Iterating a changing Hash under 1.9.1

Gavin_Kistner3 · 15 February 2009 14:48

The following code shows that Hash#each under 1.9.1p0 does not iterate
over keys added during iteration:
  a = [ 1, 2, 3 ]; h = { 0=>0 }
  h.each{ |k,v| h[a[k]] = a[k] }
  p h
  #=> {0=>0, 1=>1}

However, this code (on 1.9.1p0) results in a ruby process with
unending 100% CPU usage, presumably due to an unending loop that keeps
traversing newly-added items:
h = { 1=>nil, 2=>nil }
h.each{ |k,v| h.delete(k); h[k]=v }
(Credit to "tama" for posting this on the ramaze group.)

I'm assuming that one of these two are a bug, since they seem
contradictory. I'd like to think that the latter behavior is the bug,
and that hashes aren't supposed to iterate over keys added or moved
during iteration. Can anyone confirm or deny this?

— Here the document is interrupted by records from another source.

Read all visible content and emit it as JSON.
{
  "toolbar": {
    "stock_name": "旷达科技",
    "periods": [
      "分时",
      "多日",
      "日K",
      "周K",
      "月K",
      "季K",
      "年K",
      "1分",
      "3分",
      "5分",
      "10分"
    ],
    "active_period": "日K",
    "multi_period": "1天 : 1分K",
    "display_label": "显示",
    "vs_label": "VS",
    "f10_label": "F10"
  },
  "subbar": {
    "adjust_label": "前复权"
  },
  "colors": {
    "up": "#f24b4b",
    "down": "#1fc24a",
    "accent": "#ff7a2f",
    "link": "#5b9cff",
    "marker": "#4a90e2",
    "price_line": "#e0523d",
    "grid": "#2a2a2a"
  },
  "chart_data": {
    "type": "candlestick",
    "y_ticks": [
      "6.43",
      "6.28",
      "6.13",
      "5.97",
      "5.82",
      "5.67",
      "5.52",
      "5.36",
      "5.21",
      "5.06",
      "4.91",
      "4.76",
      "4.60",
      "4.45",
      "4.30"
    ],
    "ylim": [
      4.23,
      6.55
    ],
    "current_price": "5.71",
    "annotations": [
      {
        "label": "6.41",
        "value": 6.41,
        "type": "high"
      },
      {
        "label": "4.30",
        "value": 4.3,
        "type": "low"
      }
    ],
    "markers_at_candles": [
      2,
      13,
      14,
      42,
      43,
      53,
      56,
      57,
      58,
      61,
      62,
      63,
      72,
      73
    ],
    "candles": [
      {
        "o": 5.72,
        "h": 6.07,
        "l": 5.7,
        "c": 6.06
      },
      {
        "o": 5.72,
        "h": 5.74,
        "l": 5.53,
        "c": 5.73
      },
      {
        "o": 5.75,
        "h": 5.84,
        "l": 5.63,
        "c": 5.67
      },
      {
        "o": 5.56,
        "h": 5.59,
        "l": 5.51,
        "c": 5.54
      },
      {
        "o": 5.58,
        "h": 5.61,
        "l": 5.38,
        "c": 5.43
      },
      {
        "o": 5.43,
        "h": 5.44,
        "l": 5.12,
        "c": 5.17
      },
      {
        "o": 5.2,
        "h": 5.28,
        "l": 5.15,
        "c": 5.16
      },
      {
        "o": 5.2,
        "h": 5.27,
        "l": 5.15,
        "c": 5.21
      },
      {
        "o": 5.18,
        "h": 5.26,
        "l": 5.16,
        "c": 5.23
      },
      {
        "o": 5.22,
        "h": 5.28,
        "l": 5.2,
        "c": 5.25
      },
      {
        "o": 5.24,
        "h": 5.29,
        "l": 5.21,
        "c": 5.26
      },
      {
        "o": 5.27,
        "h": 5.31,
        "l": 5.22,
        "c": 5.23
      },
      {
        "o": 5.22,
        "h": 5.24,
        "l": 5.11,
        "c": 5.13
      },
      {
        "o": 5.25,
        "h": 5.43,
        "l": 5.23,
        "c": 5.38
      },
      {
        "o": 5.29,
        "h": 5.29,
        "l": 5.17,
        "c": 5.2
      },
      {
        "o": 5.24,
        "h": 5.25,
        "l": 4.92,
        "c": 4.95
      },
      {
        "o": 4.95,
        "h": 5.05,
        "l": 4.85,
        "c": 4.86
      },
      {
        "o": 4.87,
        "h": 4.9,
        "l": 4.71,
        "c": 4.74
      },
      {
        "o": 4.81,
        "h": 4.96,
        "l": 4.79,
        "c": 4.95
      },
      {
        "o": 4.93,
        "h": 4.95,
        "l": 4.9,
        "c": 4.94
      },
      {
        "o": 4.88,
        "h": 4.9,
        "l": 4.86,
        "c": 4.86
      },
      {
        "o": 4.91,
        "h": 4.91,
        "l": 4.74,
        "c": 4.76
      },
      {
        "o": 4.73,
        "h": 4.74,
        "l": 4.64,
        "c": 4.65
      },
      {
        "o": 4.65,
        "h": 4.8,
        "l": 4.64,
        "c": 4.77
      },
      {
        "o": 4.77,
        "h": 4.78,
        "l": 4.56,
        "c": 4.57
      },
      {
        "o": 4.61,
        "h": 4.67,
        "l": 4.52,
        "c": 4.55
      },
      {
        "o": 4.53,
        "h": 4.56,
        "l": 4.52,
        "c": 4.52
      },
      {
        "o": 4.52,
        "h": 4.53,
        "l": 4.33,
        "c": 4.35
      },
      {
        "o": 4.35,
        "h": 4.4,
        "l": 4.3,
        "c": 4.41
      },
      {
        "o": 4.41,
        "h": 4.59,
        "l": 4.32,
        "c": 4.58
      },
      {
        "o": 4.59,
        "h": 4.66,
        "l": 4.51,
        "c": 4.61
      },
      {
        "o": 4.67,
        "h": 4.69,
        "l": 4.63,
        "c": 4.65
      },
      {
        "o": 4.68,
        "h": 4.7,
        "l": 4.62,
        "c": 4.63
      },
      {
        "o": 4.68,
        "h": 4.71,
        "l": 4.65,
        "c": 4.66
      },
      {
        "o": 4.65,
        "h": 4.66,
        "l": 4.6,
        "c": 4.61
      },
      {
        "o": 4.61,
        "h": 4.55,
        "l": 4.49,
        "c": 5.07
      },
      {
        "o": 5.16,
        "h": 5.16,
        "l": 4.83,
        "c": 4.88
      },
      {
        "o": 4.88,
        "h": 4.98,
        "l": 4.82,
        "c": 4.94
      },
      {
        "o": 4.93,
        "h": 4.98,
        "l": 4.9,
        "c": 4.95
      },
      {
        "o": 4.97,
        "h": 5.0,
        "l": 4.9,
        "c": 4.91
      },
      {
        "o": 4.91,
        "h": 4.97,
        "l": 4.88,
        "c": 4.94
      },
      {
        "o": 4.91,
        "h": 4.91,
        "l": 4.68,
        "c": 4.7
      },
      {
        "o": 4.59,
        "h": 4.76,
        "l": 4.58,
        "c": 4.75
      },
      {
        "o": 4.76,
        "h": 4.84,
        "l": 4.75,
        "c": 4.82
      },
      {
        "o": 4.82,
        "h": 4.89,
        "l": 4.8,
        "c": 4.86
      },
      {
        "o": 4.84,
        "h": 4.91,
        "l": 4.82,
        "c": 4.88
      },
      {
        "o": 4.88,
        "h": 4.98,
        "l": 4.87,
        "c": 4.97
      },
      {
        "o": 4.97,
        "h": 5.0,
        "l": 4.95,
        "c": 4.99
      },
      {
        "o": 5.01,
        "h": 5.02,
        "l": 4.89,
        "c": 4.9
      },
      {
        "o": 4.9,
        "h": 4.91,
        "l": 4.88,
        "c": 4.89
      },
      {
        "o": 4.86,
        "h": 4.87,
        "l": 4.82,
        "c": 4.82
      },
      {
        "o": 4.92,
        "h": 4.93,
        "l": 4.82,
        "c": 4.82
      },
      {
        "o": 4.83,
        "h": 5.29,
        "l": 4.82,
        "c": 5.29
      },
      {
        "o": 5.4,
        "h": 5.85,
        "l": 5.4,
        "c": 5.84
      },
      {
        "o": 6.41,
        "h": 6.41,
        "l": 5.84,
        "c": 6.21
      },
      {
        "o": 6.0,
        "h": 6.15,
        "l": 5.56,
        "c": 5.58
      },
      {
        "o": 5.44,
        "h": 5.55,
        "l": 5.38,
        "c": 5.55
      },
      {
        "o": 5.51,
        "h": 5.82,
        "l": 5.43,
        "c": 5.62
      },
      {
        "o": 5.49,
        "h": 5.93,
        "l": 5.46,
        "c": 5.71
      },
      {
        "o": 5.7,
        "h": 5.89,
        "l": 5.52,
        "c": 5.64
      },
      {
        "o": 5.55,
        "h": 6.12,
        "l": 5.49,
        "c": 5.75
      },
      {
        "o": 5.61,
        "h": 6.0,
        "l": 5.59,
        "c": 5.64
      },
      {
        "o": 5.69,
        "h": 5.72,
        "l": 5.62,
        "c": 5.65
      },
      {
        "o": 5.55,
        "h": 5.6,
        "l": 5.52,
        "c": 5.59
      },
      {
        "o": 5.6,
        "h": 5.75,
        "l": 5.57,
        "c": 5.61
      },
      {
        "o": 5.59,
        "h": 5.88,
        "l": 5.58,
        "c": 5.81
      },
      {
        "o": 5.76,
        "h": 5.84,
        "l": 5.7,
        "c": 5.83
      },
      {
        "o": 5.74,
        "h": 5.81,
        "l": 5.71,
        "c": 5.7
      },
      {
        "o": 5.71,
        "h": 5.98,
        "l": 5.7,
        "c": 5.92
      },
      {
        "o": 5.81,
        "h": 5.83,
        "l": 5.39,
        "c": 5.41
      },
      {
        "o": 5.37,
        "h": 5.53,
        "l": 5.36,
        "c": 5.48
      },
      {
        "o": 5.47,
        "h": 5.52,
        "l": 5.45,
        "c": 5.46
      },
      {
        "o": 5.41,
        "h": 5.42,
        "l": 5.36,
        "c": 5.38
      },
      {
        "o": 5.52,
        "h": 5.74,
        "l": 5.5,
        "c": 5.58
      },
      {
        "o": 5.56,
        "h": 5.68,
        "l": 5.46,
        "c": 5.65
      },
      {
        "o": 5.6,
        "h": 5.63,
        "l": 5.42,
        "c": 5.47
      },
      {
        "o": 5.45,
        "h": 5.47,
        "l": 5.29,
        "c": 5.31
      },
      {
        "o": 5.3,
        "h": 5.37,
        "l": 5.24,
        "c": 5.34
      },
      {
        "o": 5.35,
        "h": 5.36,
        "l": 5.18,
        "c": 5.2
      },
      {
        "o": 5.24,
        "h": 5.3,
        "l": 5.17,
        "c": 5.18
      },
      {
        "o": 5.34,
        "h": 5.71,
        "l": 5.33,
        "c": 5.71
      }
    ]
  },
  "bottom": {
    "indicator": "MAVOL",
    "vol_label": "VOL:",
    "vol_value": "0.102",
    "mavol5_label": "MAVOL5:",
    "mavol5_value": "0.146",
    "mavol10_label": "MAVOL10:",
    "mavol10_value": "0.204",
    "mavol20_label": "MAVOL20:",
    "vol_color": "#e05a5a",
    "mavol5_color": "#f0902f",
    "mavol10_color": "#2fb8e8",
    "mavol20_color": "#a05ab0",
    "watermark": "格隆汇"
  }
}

David_A_Black1 · 15 February 2009 15:22

Hi --

The following code shows that Hash#each under 1.9.1p0 does not iterate
over keys added during iteration:
a = [ 1, 2, 3 ]; h = { 0=>0 }
h.each{ |k,v| h[a[k]] = a[k] }
p h
#=> {0=>0, 1=>1}

However, this code (on 1.9.1p0) results in a ruby process with
unending 100% CPU usage, presumably due to an unending loop that keeps
traversing newly-added items:
h = { 1=>nil, 2=>nil }
h.each{ |k,v| h.delete(k); h[k]=v }
(Credit to "tama" for posting this on the ramaze group.)

I'm assuming that one of these two are a bug, since they seem
contradictory. I'd like to think that the latter behavior is the bug,
and that hashes aren't supposed to iterate over keys added or moved
during iteration. Can anyone confirm or deny this?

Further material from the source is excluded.